# stopped playing video games so much



## Pkfast (May 28, 2012)

I think I changed a bit or perhaps I'm temporarily bored but I haven't played video games in like 4 days straight. I still look up gaming news though still beats wasting hours on playing.

I just been watching tv shows lately and took a peek at my old P90X dvds first time ever lol (had them for years). I halfassed the chest triceps dvd since I didn't have the equipment. I browsed amazon but didn't really want to shell out $800 for top notch quality gear.

I also have a gym membership but really don't like going there.


----------



## CW1985 (Jan 6, 2013)

I've been an avid gamer since about 1992, but in recent years I've really started to lose interest.

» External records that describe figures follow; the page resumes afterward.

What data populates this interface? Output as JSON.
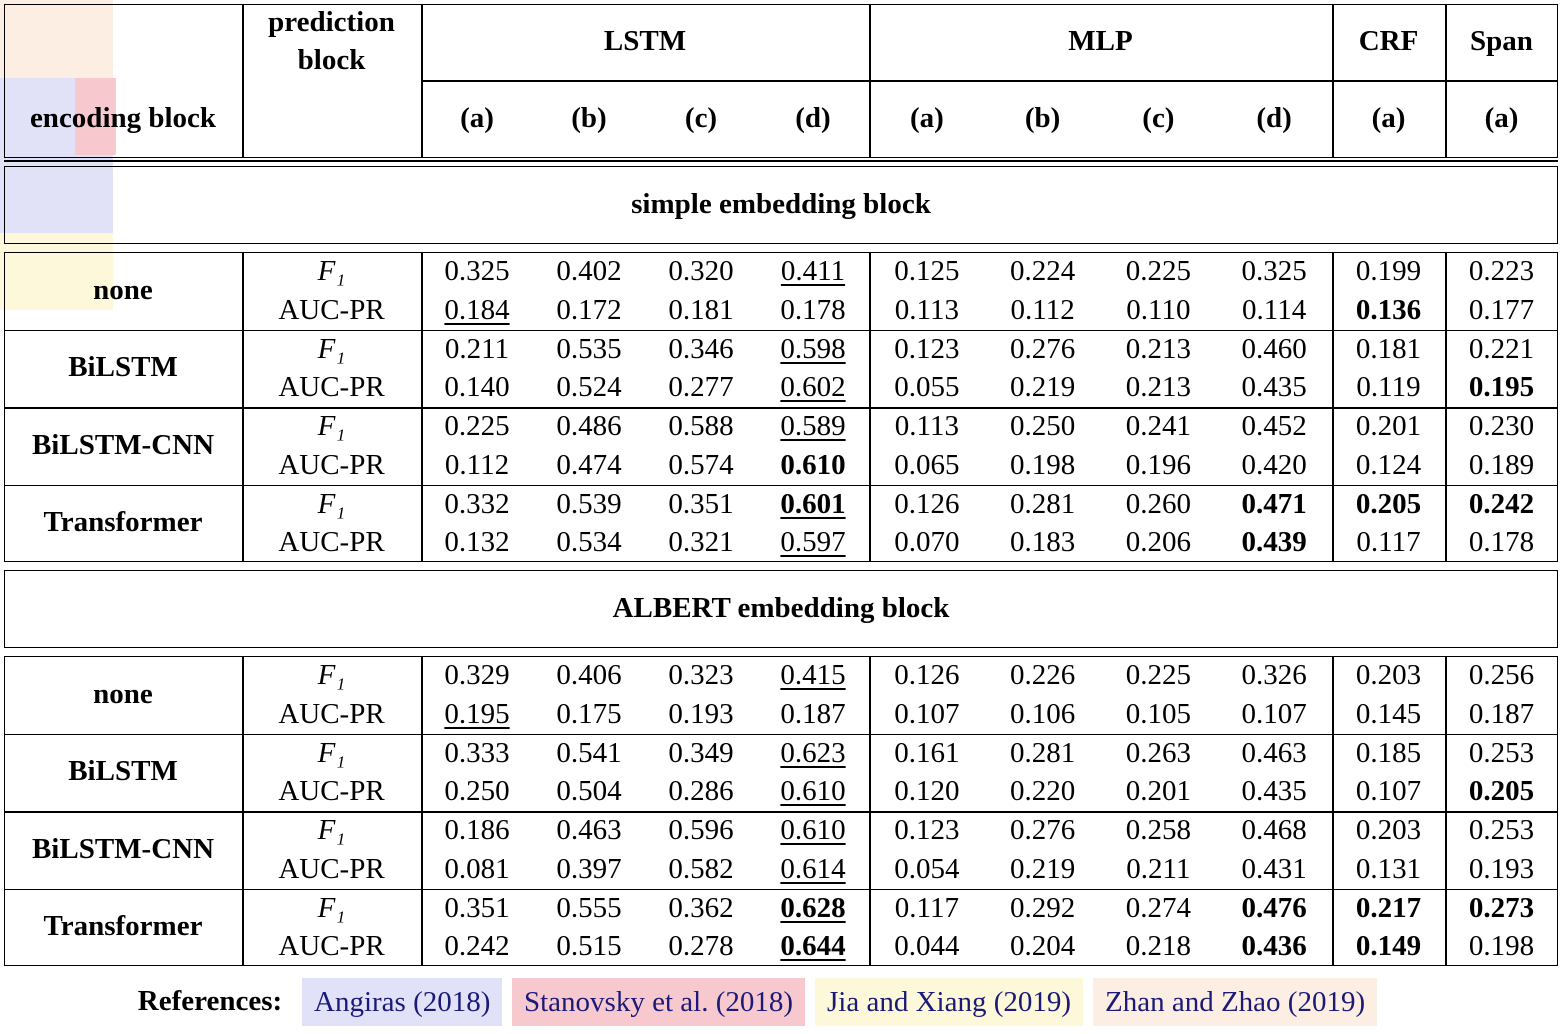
{
  "header": {
    "prediction_block": "prediction block",
    "encoding_block": "encoding block",
    "groups": [
      "LSTM",
      "MLP",
      "CRF",
      "Span"
    ],
    "variants": [
      "(a)",
      "(b)",
      "(c)",
      "(d)",
      "(a)",
      "(b)",
      "(c)",
      "(d)",
      "(a)",
      "(a)"
    ]
  },
  "sections": [
    {
      "title": "simple embedding block",
      "rows": [
        {
          "encoder": "none",
          "metrics": [
            {
              "name": "F₁",
              "values": [
                "0.325",
                "0.402",
                "0.320",
                "0.411",
                "0.125",
                "0.224",
                "0.225",
                "0.325",
                "0.199",
                "0.223"
              ]
            },
            {
              "name": "AUC-PR",
              "values": [
                "0.184",
                "0.172",
                "0.181",
                "0.178",
                "0.113",
                "0.112",
                "0.110",
                "0.114",
                "0.136",
                "0.177"
              ]
            }
          ]
        },
        {
          "encoder": "BiLSTM",
          "metrics": [
            {
              "name": "F₁",
              "values": [
                "0.211",
                "0.535",
                "0.346",
                "0.598",
                "0.123",
                "0.276",
                "0.213",
                "0.460",
                "0.181",
                "0.221"
              ]
            },
            {
              "name": "AUC-PR",
              "values": [
                "0.140",
                "0.524",
                "0.277",
                "0.602",
                "0.055",
                "0.219",
                "0.213",
                "0.435",
                "0.119",
                "0.195"
              ]
            }
          ]
        },
        {
          "encoder": "BiLSTM-CNN",
          "metrics": [
            {
              "name": "F₁",
              "values": [
                "0.225",
                "0.486",
                "0.588",
                "0.589",
                "0.113",
                "0.250",
                "0.241",
                "0.452",
                "0.201",
                "0.230"
              ]
            },
            {
              "name": "AUC-PR",
              "values": [
                "0.112",
                "0.474",
                "0.574",
                "0.610",
                "0.065",
                "0.198",
                "0.196",
                "0.420",
                "0.124",
                "0.189"
              ]
            }
          ]
        },
        {
          "encoder": "Transformer",
          "metrics": [
            {
              "name": "F₁",
              "values": [
                "0.332",
                "0.539",
                "0.351",
                "0.601",
                "0.126",
                "0.281",
                "0.260",
                "0.471",
                "0.205",
                "0.242"
              ]
            },
            {
              "name": "AUC-PR",
              "values": [
                "0.132",
                "0.534",
                "0.321",
                "0.597",
                "0.070",
                "0.183",
                "0.206",
                "0.439",
                "0.117",
                "0.178"
              ]
            }
          ]
        }
      ]
    },
    {
      "title": "ALBERT embedding block",
      "rows": [
        {
          "encoder": "none",
          "metrics": [
            {
              "name": "F₁",
              "values": [
                "0.329",
                "0.406",
                "0.323",
                "0.415",
                "0.126",
                "0.226",
                "0.225",
                "0.326",
                "0.203",
                "0.256"
              ]
            },
            {
              "name": "AUC-PR",
              "values": [
                "0.195",
                "0.175",
                "0.193",
                "0.187",
                "0.107",
                "0.106",
                "0.105",
                "0.107",
                "0.145",
                "0.187"
              ]
            }
          ]
        },
        {
          "encoder": "BiLSTM",
          "metrics": [
            {
              "name": "F₁",
              "values": [
                "0.333",
                "0.541",
                "0.349",
                "0.623",
                "0.161",
                "0.281",
                "0.263",
                "0.463",
                "0.185",
                "0.253"
              ]
            },
            {
              "name": "AUC-PR",
              "values": [
                "0.250",
                "0.504",
                "0.286",
                "0.610",
                "0.120",
                "0.220",
                "0.201",
                "0.435",
                "0.107",
                "0.205"
              ]
            }
          ]
        },
        {
          "encoder": "BiLSTM-CNN",
          "metrics": [
            {
              "name": "F₁",
              "values": [
                "0.186",
                "0.463",
                "0.596",
                "0.610",
                "0.123",
                "0.276",
                "0.258",
                "0.468",
                "0.203",
                "0.253"
              ]
            },
            {
              "name": "AUC-PR",
              "values": [
                "0.081",
                "0.397",
                "0.582",
                "0.614",
                "0.054",
                "0.219",
                "0.211",
                "0.431",
                "0.131",
                "0.193"
              ]
            }
          ]
        },
        {
          "encoder": "Transformer",
          "metrics": [
            {
              "name": "F₁",
              "values": [
                "0.351",
                "0.555",
                "0.362",
                "0.628",
                "0.117",
                "0.292",
                "0.274",
                "0.476",
                "0.217",
                "0.273"
              ]
            },
            {
              "name": "AUC-PR",
              "values": [
                "0.242",
                "0.515",
                "0.278",
                "0.644",
                "0.044",
                "0.204",
                "0.218",
                "0.436",
                "0.149",
                "0.198"
              ]
            }
          ]
        }
      ]
    }
  ],
  "references": {
    "label": "References:",
    "items": [
      "Angiras (2018)",
      "Stanovsky et al. (2018)",
      "Jia and Xiang (2019)",
      "Zhan and Zhao (2019)"
    ]
  }
}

The longer you go without playing them, the easier it is not to start again.


----------



## vancouver (Apr 7, 2012)

Good for you, I've done the same, except I went extreme and just sold my system.... missed it in the beginning but now I've replaced that hobby with others.


----------



## Aheadofmytime (Nov 2, 2012)

honestly i just been using my 360 for netflix for the most part.


----------



## butchered (May 2, 2013)

Good on you.

I have mostly stopped now too for various reasons, and for a similar length of time to you.

For me sometimes it's just about filling that time with other things, but things that don't cause TOO much anxiety.

Boredom can be a dangerous place to linger, and I'm looking at picking other hobbies. I don't have gym membership like you do (anxiety), but I work out at home a couple of times a week.


----------



## KangalLover (Dec 26, 2012)

i haven't played much since i finished gow:a in march.and right now i haven't played any game since 2 weeks ago.


----------



## visualkeirockstar (Aug 5, 2012)

I know, games got boring lately.


----------



## WhatBITW (Jan 26, 2013)

I don't really play anything anymore either, last time I played a lot was when I was playing RuneScape last year, but quit that for the last time. I'm planning on getting GTA V this year and that's about it.


----------



## Supra (Jul 19, 2012)

playing tomb raider on pc with my gtx 680, the hair effect is kinda cool.


----------



## droen (Jul 27, 2010)

I used to be an avid gamer. Played WoW over 5 years 6 hours a day minimum, bought every popular Xbox 360 game under the sun. When I moved out of my parents place, got into a relationship, and started school, I stopped playing completely. Long story short, relationship ended, back with my parents. I must have gotten used to not playing games for all those years, because there's no games that can keep me playing as much as I used. I get bored after about an hour or two.


----------